Conjectures around number of subgroups of symmetric group

Question

I am asking if you know unsolved or recently solved conjectures around numbers of subgroups in symmetric or alternating groups. In fact, is there a formula depending of $n$ to count subgroups of order $k$ in the symmetric group $S_n$ ? Particularly, how subgroups $S_n$ contains ?

I know it is possible to use GAP to find this on the cases for $n=1,\dots,15$, but i don't know if formulas around these questions have already been discovered. If you have references on the topic, don't hesitate.

Thanks

Answer 1

In general, it is difficult to find a formula for the number of subgroups of $S_n$. However, for $n=p$ the answer is easy. If $n=p$ is prime then $S_p$ contains $(p-1)!/(p-1) = (p-2)!$ subgroups of order $p$.

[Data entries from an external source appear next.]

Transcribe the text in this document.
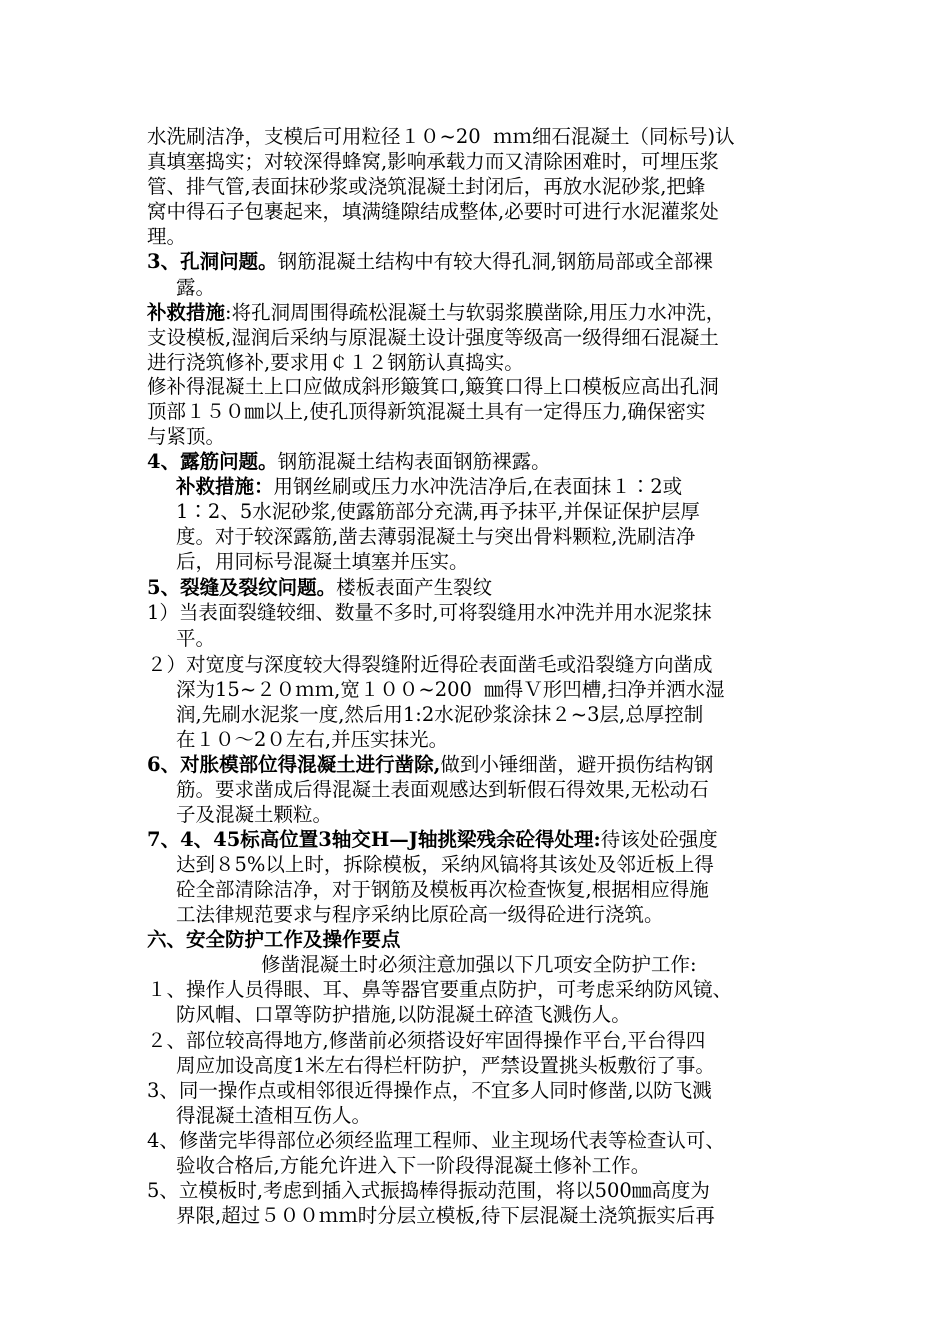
水洗刷洁净，支模后可用粒径１０~20  ｍｍ细石混凝土（同标号)认
真填塞捣实；对较深得蜂窝,影响承载力而又清除困难时，可埋压浆
管、排气管,表面抹砂浆或浇筑混凝土封闭后，再放水泥砂浆,把蜂
窝中得石子包裹起来，填满缝隙结成整体,必要时可进行水泥灌浆处
理。
3、孔洞问题。钢筋混凝土结构中有较大得孔洞,钢筋局部或全部裸
露。
补救措施:将孔洞周围得疏松混凝土与软弱浆膜凿除,用压力水冲洗，
支设模板,湿润后采纳与原混凝土设计强度等级高一级得细石混凝土
进行浇筑修补,要求用￠１２钢筋认真捣实。
修补得混凝土上口应做成斜形簸箕口,簸箕口得上口模板应高出孔洞
顶部１５０㎜以上,使孔顶得新筑混凝土具有一定得压力,确保密实
与紧顶。
4、露筋问题。钢筋混凝土结构表面钢筋裸露。
补救措施：用钢丝刷或压力水冲洗洁净后,在表面抹１∶2或
1∶2、5水泥砂浆,使露筋部分充满,再予抹平,并保证保护层厚
度。对于较深露筋,凿去薄弱混凝土与突出骨料颗粒,洗刷洁净
后，用同标号混凝土填塞并压实。
5、裂缝及裂纹问题。楼板表面产生裂纹
1）当表面裂缝较细、数量不多时,可将裂缝用水冲洗并用水泥浆抹
平。
２）对宽度与深度较大得裂缝附近得砼表面凿毛或沿裂缝方向凿成
深为15~２０ｍｍ,宽１００~200  ㎜得Ｖ形凹槽,扫净并洒水湿
润,先刷水泥浆一度,然后用1:2水泥砂浆涂抹２~3层,总厚控制
在１０～2０左右,并压实抹光。
6、对胀模部位得混凝土进行凿除,做到小锤细凿，避开损伤结构钢
筋。要求凿成后得混凝土表面观感达到斩假石得效果,无松动石
子及混凝土颗粒。
7、4、45标高位置3轴交H—J轴挑梁残余砼得处理:待该处砼强度
达到８5%以上时，拆除模板，采纳风镐将其该处及邻近板上得
砼全部清除洁净，对于钢筋及模板再次检查恢复,根据相应得施
工法律规范要求与程序采纳比原砼高一级得砼进行浇筑。
六、安全防护工作及操作要点
修凿混凝土时必须注意加强以下几项安全防护工作:
１、操作人员得眼、耳、鼻等器官要重点防护，可考虑采纳防风镜、
防风帽、口罩等防护措施,以防混凝土碎渣飞溅伤人。
２、部位较高得地方,修凿前必须搭设好牢固得操作平台,平台得四
周应加设高度1米左右得栏杆防护，严禁设置挑头板敷衍了事。
3、同一操作点或相邻很近得操作点，不宜多人同时修凿,以防飞溅
得混凝土渣相互伤人。
4、修凿完毕得部位必须经监理工程师、业主现场代表等检查认可、
验收合格后,方能允许进入下一阶段得混凝土修补工作。
5、立模板时,考虑到插入式振捣棒得振动范围，将以500㎜高度为
界限,超过５００ｍｍ时分层立模板,待下层混凝土浇筑振实后再
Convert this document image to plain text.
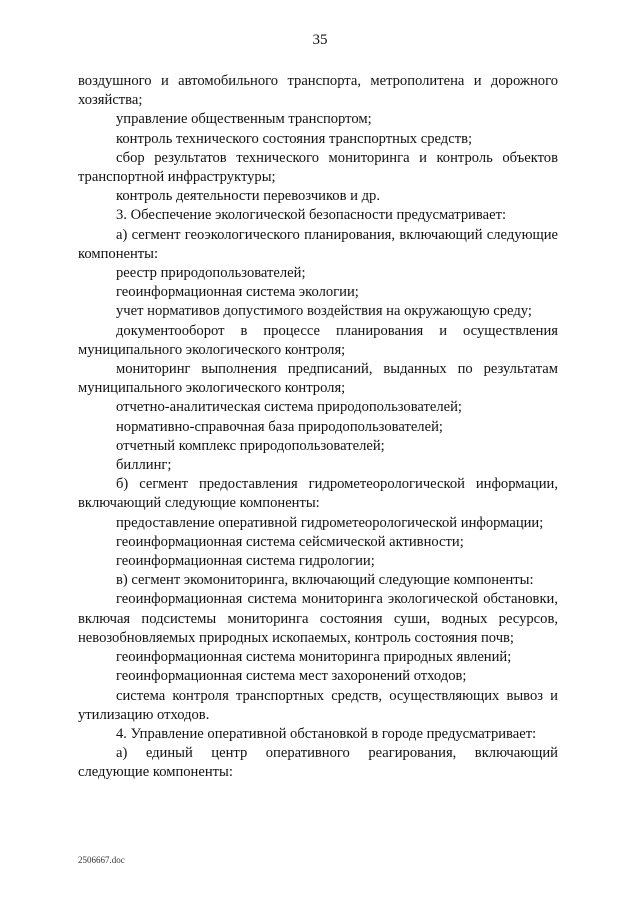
35

воздушного и автомобильного транспорта, метрополитена и дорожного хозяйства;

управление общественным транспортом;

контроль технического состояния транспортных средств;

сбор результатов технического мониторинга и контроль объектов транспортной инфраструктуры;

контроль деятельности перевозчиков и др.

3. Обеспечение экологической безопасности предусматривает:

а) сегмент геоэкологического планирования, включающий следующие компоненты:

реестр природопользователей;

геоинформационная система экологии;

учет нормативов допустимого воздействия на окружающую среду;

документооборот в процессе планирования и осуществления муниципального экологического контроля;

мониторинг выполнения предписаний, выданных по результатам муниципального экологического контроля;

отчетно-аналитическая система природопользователей;

нормативно-справочная база природопользователей;

отчетный комплекс природопользователей;

биллинг;

б) сегмент предоставления гидрометеорологической информации, включающий следующие компоненты:

предоставление оперативной гидрометеорологической информации;

геоинформационная система сейсмической активности;

геоинформационная система гидрологии;

в) сегмент экомониторинга, включающий следующие компоненты:

геоинформационная система мониторинга экологической обстановки, включая подсистемы мониторинга состояния суши, водных ресурсов, невозобновляемых природных ископаемых, контроль состояния почв;

геоинформационная система мониторинга природных явлений;

геоинформационная система мест захоронений отходов;

система контроля транспортных средств, осуществляющих вывоз и утилизацию отходов.

4. Управление оперативной обстановкой в городе предусматривает:

а) единый центр оперативного реагирования, включающий следующие компоненты:

2506667.doc
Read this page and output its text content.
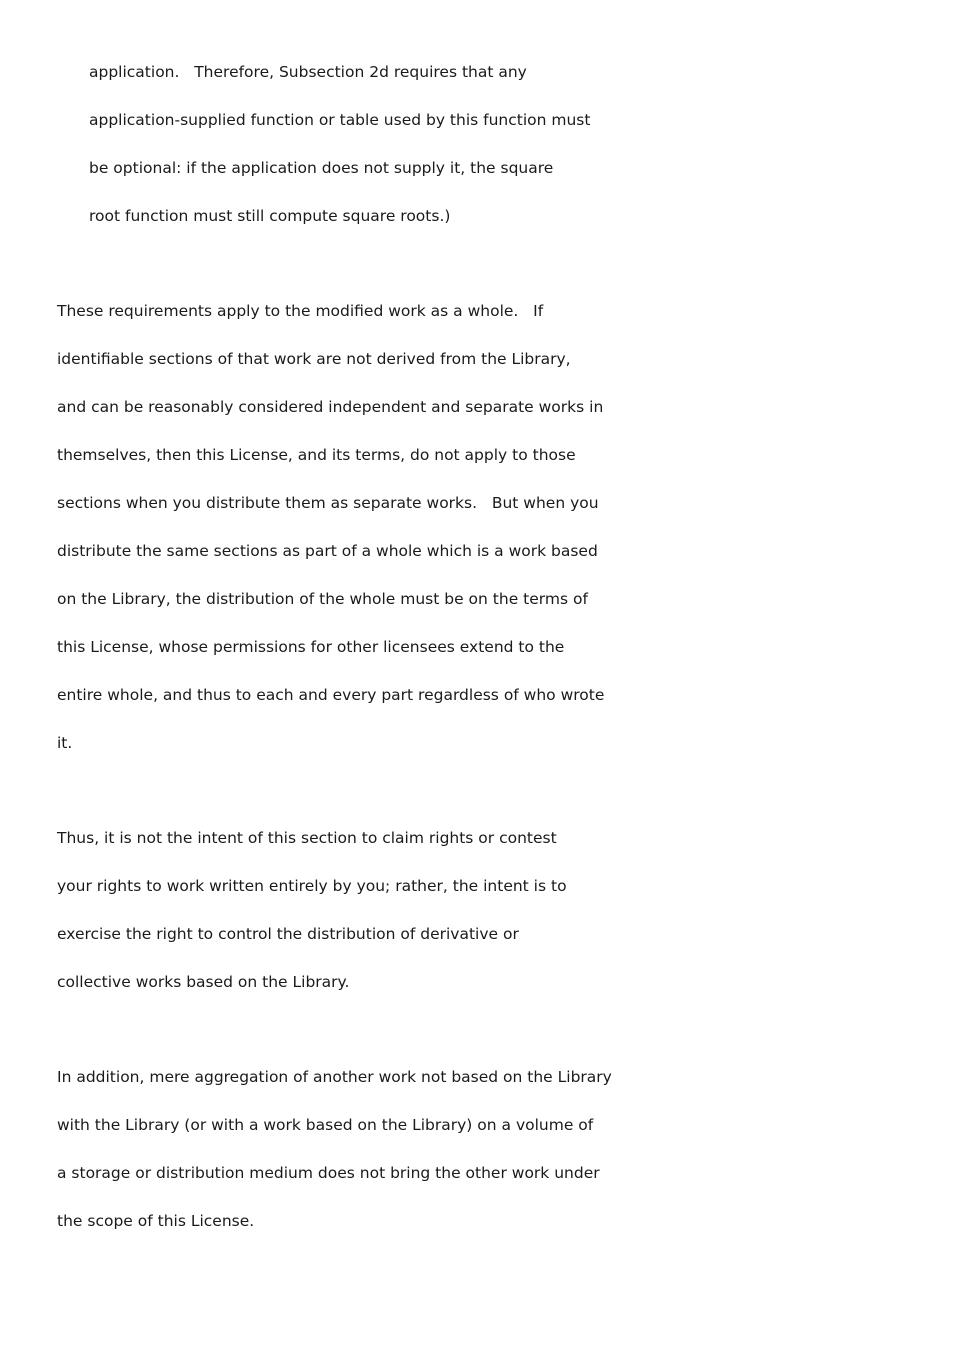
application.   Therefore, Subsection 2d requires that any
application-supplied function or table used by this function must
be optional: if the application does not supply it, the square
root function must still compute square roots.)
These requirements apply to the modified work as a whole.   If
identifiable sections of that work are not derived from the Library,
and can be reasonably considered independent and separate works in
themselves, then this License, and its terms, do not apply to those
sections when you distribute them as separate works.   But when you
distribute the same sections as part of a whole which is a work based
on the Library, the distribution of the whole must be on the terms of
this License, whose permissions for other licensees extend to the
entire whole, and thus to each and every part regardless of who wrote
it.
Thus, it is not the intent of this section to claim rights or contest
your rights to work written entirely by you; rather, the intent is to
exercise the right to control the distribution of derivative or
collective works based on the Library.
In addition, mere aggregation of another work not based on the Library
with the Library (or with a work based on the Library) on a volume of
a storage or distribution medium does not bring the other work under
the scope of this License.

For the general case, see the answers at MSE so far:

Enumerating all subgroups of the symmetric group

There are upper bounds for the number by Pyber and Shalev.

See also the paper by Derek Holt for a list of representatives of the conjugacy classes of subgroups of $S_n$ for $n ≤ 18$, including the $7274651$ classes of subgroups of $S_{18}$.

Answer 2

There is a conjecture of Pyber that the number of subgroups (or conjugacy classes of subgroups if you prefer!) of $S_n$ is $2^{\frac{n^2}{16}+o(n^2)}$.

It is easy to prove that this is a lower bound: you can do this by looking at elementary abelian two subgroups in which all orbits have length 1 or 2.

I think the best upper bound proven so far is something like $2^{\frac{n^2}{4}+o(n^2)}$ but I would need to check.